Both procedures result in national marketing authorisations issued by each individual NCA, not a single pan-European authorisation — though the underlying scientific assessment is shared.
Where Research-Use-Only Peptides Fall
Research-use-only (RUO) peptides — synthesised peptides sold without a marketing authorisation, labelled for in vitro or preclinical research purposes — are entirely outside the EMA framework. The EMA has no mandate over them, issues no guidance on their quality, and has no surveillance mechanism for their adverse effects.
This regulatory gap has several practical consequences:
- No mandatory quality control: there is no requirement for GMP manufacturing, sterility testing, or identity verification before sale
- No pharmacovigilance: adverse events associated with RUO peptides used outside research settings are not systematically collected or reported to any EU body
- No labelling standards: the "research use only" designation itself carries no standardised meaning across member states
- National NCA jurisdiction: the import, possession, and use of RUO peptides is governed by national law in each member state — which varies considerably in how strictly it interprets the boundary between research chemicals and medicinal products
The EMA's Relevant Positions
The EMA does not issue specific guidance on RUO peptides per se, but its positions on several adjacent matters are directly relevant. The CHMP's reflection paper on GLP-1 receptor agonists, published guidance on biosimilars, and the EMA's ongoing work on the clinical development of peptide therapeutics all assume a framework of authorised products with documented quality chains — a framework that RUO supply chains structurally cannot replicate.
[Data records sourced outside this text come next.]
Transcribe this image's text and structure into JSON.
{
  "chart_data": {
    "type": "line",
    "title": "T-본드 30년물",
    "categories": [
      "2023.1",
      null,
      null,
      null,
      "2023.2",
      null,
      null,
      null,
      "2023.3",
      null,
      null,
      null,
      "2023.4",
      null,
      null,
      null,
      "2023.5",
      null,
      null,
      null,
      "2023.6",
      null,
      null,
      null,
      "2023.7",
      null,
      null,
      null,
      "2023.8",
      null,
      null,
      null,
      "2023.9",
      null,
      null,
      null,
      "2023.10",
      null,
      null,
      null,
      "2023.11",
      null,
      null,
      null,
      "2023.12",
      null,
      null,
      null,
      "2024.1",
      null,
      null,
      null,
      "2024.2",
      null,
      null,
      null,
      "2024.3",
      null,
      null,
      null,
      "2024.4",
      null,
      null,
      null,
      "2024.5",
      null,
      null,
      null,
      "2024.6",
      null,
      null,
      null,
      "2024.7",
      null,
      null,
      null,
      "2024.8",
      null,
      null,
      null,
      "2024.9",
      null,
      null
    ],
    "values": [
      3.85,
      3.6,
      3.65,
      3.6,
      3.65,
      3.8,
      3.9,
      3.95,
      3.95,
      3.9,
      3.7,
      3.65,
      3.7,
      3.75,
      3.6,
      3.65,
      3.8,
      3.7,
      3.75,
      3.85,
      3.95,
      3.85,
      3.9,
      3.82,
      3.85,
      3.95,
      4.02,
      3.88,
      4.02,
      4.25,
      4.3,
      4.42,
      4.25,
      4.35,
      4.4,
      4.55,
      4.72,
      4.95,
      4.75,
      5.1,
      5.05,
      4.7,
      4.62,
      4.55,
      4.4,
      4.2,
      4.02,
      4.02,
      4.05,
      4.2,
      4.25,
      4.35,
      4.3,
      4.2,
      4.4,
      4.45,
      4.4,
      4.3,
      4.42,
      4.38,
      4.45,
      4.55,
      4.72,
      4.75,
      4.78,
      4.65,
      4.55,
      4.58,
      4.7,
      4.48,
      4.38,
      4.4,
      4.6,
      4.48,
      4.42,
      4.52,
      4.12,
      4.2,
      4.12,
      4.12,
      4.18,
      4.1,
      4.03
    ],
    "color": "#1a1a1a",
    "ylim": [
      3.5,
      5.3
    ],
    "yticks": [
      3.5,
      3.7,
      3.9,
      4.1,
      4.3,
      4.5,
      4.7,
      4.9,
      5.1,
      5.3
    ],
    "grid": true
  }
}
The EMA's PROTECT programme and SCOPE joint action have documented the problem of falsified medicines — including products imitating EMA-authorised peptide drugs — entering the informal supply chain. These are not the same as RUO research peptides, but the two categories overlap in practice when EMA-authorised compounds (semaglutide, tirzepatide) are also sourced as RUO research chemicals from non-pharmaceutical channels.
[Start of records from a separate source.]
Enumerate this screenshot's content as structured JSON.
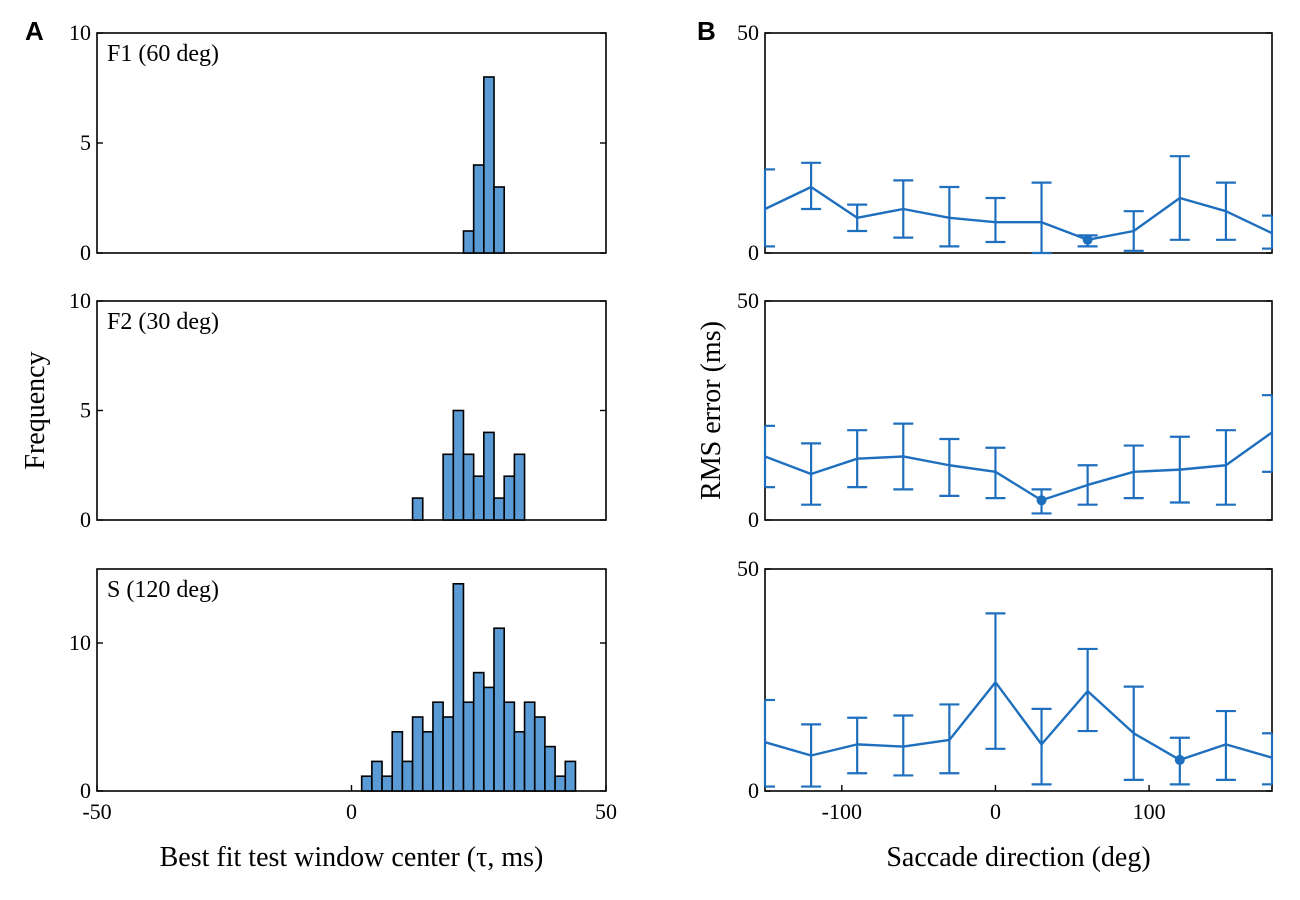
{
  "panel_labels": {
    "a": "A",
    "b": "B"
  },
  "colors": {
    "bar_fill": "#5b9bd5",
    "bar_stroke": "#000000",
    "line": "#1f6fbf",
    "axis": "#000000"
  },
  "chart_data": [
    {
      "id": "hist-f1",
      "type": "bar",
      "title": "F1 (60 deg)",
      "xlim": [
        -50,
        50
      ],
      "ylim": [
        0,
        10
      ],
      "xticks": [],
      "yticks": [
        0,
        5,
        10
      ],
      "bin_width": 2,
      "bins": [
        {
          "x": 23,
          "count": 1
        },
        {
          "x": 25,
          "count": 4
        },
        {
          "x": 27,
          "count": 8
        },
        {
          "x": 29,
          "count": 3
        }
      ]
    },
    {
      "id": "hist-f2",
      "type": "bar",
      "title": "F2 (30 deg)",
      "ylabel": "Frequency",
      "xlim": [
        -50,
        50
      ],
      "ylim": [
        0,
        10
      ],
      "xticks": [],
      "yticks": [
        0,
        5,
        10
      ],
      "bin_width": 2,
      "bins": [
        {
          "x": 13,
          "count": 1
        },
        {
          "x": 19,
          "count": 3
        },
        {
          "x": 21,
          "count": 5
        },
        {
          "x": 23,
          "count": 3
        },
        {
          "x": 25,
          "count": 2
        },
        {
          "x": 27,
          "count": 4
        },
        {
          "x": 29,
          "count": 1
        },
        {
          "x": 31,
          "count": 2
        },
        {
          "x": 33,
          "count": 3
        }
      ]
    },
    {
      "id": "hist-s",
      "type": "bar",
      "title": "S (120 deg)",
      "xlabel": "Best fit test window center (τ, ms)",
      "xlim": [
        -50,
        50
      ],
      "ylim": [
        0,
        15
      ],
      "xticks": [
        -50,
        0,
        50
      ],
      "yticks": [
        0,
        10
      ],
      "bin_width": 2,
      "bins": [
        {
          "x": 3,
          "count": 1
        },
        {
          "x": 5,
          "count": 2
        },
        {
          "x": 7,
          "count": 1
        },
        {
          "x": 9,
          "count": 4
        },
        {
          "x": 11,
          "count": 2
        },
        {
          "x": 13,
          "count": 5
        },
        {
          "x": 15,
          "count": 4
        },
        {
          "x": 17,
          "count": 6
        },
        {
          "x": 19,
          "count": 5
        },
        {
          "x": 21,
          "count": 14
        },
        {
          "x": 23,
          "count": 6
        },
        {
          "x": 25,
          "count": 8
        },
        {
          "x": 27,
          "count": 7
        },
        {
          "x": 29,
          "count": 11
        },
        {
          "x": 31,
          "count": 6
        },
        {
          "x": 33,
          "count": 4
        },
        {
          "x": 35,
          "count": 6
        },
        {
          "x": 37,
          "count": 5
        },
        {
          "x": 39,
          "count": 3
        },
        {
          "x": 41,
          "count": 1
        },
        {
          "x": 43,
          "count": 2
        }
      ]
    },
    {
      "id": "rms-top",
      "type": "line",
      "xlim": [
        -150,
        180
      ],
      "ylim": [
        0,
        50
      ],
      "xticks": [],
      "yticks": [
        0,
        50
      ],
      "x": [
        -150,
        -120,
        -90,
        -60,
        -30,
        0,
        30,
        60,
        90,
        120,
        150,
        180
      ],
      "y": [
        10,
        15,
        8,
        10,
        8,
        7,
        7,
        3,
        5,
        12.5,
        9.5,
        4.5
      ],
      "err_low": [
        1.5,
        10,
        5,
        3.5,
        1.5,
        2.5,
        0,
        1.5,
        0.5,
        3,
        3,
        1
      ],
      "err_high": [
        19,
        20.5,
        11,
        16.5,
        15,
        12.5,
        16,
        4,
        9.5,
        22,
        16,
        8.5
      ],
      "highlight_x": 60
    },
    {
      "id": "rms-middle",
      "type": "line",
      "ylabel": "RMS error (ms)",
      "xlim": [
        -150,
        180
      ],
      "ylim": [
        0,
        50
      ],
      "xticks": [],
      "yticks": [
        0,
        50
      ],
      "x": [
        -150,
        -120,
        -90,
        -60,
        -30,
        0,
        30,
        60,
        90,
        120,
        150,
        180
      ],
      "y": [
        14.5,
        10.5,
        14,
        14.5,
        12.5,
        11,
        4.5,
        8,
        11,
        11.5,
        12.5,
        20
      ],
      "err_low": [
        7.5,
        3.5,
        7.5,
        7,
        5.5,
        5,
        1.5,
        3.5,
        5,
        4,
        3.5,
        11
      ],
      "err_high": [
        21.5,
        17.5,
        20.5,
        22,
        18.5,
        16.5,
        7,
        12.5,
        17,
        19,
        20.5,
        28.5
      ],
      "highlight_x": 30
    },
    {
      "id": "rms-bottom",
      "type": "line",
      "xlabel": "Saccade direction (deg)",
      "xlim": [
        -150,
        180
      ],
      "ylim": [
        0,
        50
      ],
      "xticks": [
        -100,
        0,
        100
      ],
      "yticks": [
        0,
        50
      ],
      "x": [
        -150,
        -120,
        -90,
        -60,
        -30,
        0,
        30,
        60,
        90,
        120,
        150,
        180
      ],
      "y": [
        11,
        8,
        10.5,
        10,
        11.5,
        24.5,
        10.5,
        22.5,
        13,
        7,
        10.5,
        7.5
      ],
      "err_low": [
        1,
        1,
        4,
        3.5,
        4,
        9.5,
        1.5,
        13.5,
        2.5,
        1.5,
        2.5,
        1.5
      ],
      "err_high": [
        20.5,
        15,
        16.5,
        17,
        19.5,
        40,
        18.5,
        32,
        23.5,
        12,
        18,
        13
      ],
      "highlight_x": 120
    }
  ]
}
The Practical Conclusion for Researchers
The EMA framework provides strong quality and safety assurances — but only for authorised medicinal products obtained through authorised supply chains. Once a researcher sources a compound outside that framework, the entire quality assurance architecture falls away. Independent analytical verification (HPLC + LC-MS from an independent laboratory) becomes the only available proxy for the quality control the EMA system would otherwise provide. It is a pale substitute, but it is the only one that exists.